Hooray! Our little bundle of lovin’ arrived Tuesday night!
I was getting nervous about possibly risking out of the birth center — 42 weeks is the deadline — so at my weekly appointment Tuesday morning, I had my membranes stripped. It’s not a highly pleasant procedure and it left me quite crampy, much to my midwife’s pleasure.
Sure enough, within an hour or so, cramps turned into irregular contractions which fairly quickly turned into regular contractions. From the time I left the appointment to the time he was born was 13.5 hours. Can’t complain about that
He joined us at 9:38 Tuesday night, weighing in at 9 pounds, 10 ounces, measuring 21.5 inches long. He has a ridiculous amount of head control and will already turn himself onto his side from his back. It has truly been fabulous having him here with us.
In the theme of this blog, I am hoping that the type of care I received and the type of birth I was able to have continue to become more widely used, accepted, sought after, respected.
As a woman of “advanced maternal age” (35 at conception, 36 at birth), I was treated by doctors as a problem waiting to happen. I didn’t get much information about things that were useful but I heard an awful lot about Down’s Syndrome. (Yes, having that information is good, but surely that’s not all I needed to know about being pregnant?) My appointments were short and many interventions were suggested/recommended. One OB wanted me to have an ultrasound every week starting at 34 weeks — based solely on my age. I was in good shape, my blood pressure was low, my glucose levels were fine, I had no symptoms of anything at all being wrong — why intervene?

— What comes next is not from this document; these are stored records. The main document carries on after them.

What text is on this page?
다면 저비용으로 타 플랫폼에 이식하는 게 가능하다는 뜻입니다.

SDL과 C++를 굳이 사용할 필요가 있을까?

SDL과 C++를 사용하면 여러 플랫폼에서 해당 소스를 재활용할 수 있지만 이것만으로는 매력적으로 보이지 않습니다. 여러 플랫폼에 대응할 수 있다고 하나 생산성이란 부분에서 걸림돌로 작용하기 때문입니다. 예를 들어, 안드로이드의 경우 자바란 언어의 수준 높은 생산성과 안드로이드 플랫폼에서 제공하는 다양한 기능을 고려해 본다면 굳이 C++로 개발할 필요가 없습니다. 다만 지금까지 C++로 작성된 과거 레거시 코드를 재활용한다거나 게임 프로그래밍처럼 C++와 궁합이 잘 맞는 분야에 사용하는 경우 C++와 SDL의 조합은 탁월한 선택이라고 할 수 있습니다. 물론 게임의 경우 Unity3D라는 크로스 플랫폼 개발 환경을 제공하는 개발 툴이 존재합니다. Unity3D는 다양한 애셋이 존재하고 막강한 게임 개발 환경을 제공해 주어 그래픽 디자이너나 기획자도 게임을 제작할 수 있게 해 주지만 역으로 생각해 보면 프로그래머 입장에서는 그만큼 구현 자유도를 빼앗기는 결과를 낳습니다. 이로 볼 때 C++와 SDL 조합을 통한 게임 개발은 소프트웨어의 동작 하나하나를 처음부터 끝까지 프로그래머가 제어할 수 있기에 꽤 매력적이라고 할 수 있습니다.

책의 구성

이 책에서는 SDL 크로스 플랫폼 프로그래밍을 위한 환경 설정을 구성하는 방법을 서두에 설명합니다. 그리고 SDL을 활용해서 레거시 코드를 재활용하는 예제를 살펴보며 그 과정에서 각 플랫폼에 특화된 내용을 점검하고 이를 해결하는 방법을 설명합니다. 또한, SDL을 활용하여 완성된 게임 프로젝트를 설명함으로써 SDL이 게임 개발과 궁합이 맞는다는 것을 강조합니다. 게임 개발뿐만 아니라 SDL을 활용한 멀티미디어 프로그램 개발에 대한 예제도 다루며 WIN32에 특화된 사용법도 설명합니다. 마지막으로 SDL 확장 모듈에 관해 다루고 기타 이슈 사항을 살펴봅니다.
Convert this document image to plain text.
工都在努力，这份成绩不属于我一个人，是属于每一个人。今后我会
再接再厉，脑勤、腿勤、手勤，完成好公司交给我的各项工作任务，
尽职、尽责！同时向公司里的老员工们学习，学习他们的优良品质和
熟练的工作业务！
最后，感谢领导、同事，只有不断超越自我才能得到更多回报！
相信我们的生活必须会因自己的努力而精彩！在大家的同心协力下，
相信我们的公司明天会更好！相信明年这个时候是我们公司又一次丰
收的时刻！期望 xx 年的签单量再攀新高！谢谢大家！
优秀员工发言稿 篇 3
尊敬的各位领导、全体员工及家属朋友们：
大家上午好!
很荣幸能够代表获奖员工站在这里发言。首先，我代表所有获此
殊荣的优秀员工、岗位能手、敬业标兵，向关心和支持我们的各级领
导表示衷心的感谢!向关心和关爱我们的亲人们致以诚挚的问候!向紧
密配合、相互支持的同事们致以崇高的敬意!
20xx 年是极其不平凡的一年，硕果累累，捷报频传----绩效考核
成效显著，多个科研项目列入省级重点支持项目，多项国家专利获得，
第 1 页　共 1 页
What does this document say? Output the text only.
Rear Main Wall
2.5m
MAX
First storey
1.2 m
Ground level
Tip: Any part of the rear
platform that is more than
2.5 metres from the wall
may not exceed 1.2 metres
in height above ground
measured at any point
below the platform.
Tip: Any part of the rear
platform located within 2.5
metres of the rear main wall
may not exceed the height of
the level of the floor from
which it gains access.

I chose to use a birth center for a lot of reasons, and as time went on, I had more reasons why I was glad to be there. My appointments were relaxed — there was time to really discuss anything and eveything I had concerns or questions about, whether they were things happening in my body, things that I wasn’t sure if I should/shouldn’t do, fears I had about the birthing process (or how I would react once The Kid was actually here). I could ask about interventions that were available, why, and when they would be used. We talked in depth about what situations would be cause for transfer to a hospital, what that transfer would look like, and what the typical procedures at the hospital were so I would know some of what to expect if we had to go there. I never asked a question that was dismissed, and I never felt rushed.
The support that I had during the labor and birth was amazing. The resources I had available were great, and I used just about everything they had, I think (shower, tub, birth ball, birth stool, squat bar, bed). I would be the world’s biggest fibber if I were to say that it didn’t hurt like mad (though I didn’t experience the “ring of fire” and the actual birth wasn’t terribly uncomfortable), but it is an amazing process and I am glad I was in a place and with people where I could do it and have what I needed to do it. (If you want more details about the labor and birth, I’m happy to share, but that’s as much detail as I’ll go into publicly here…)
If you’re interested in where I was and what they’re all about, I patronized The Babymoon Inn and am more than happy to give them a little shout-out here, now that it’s all said and done. Highly highly highly recommend.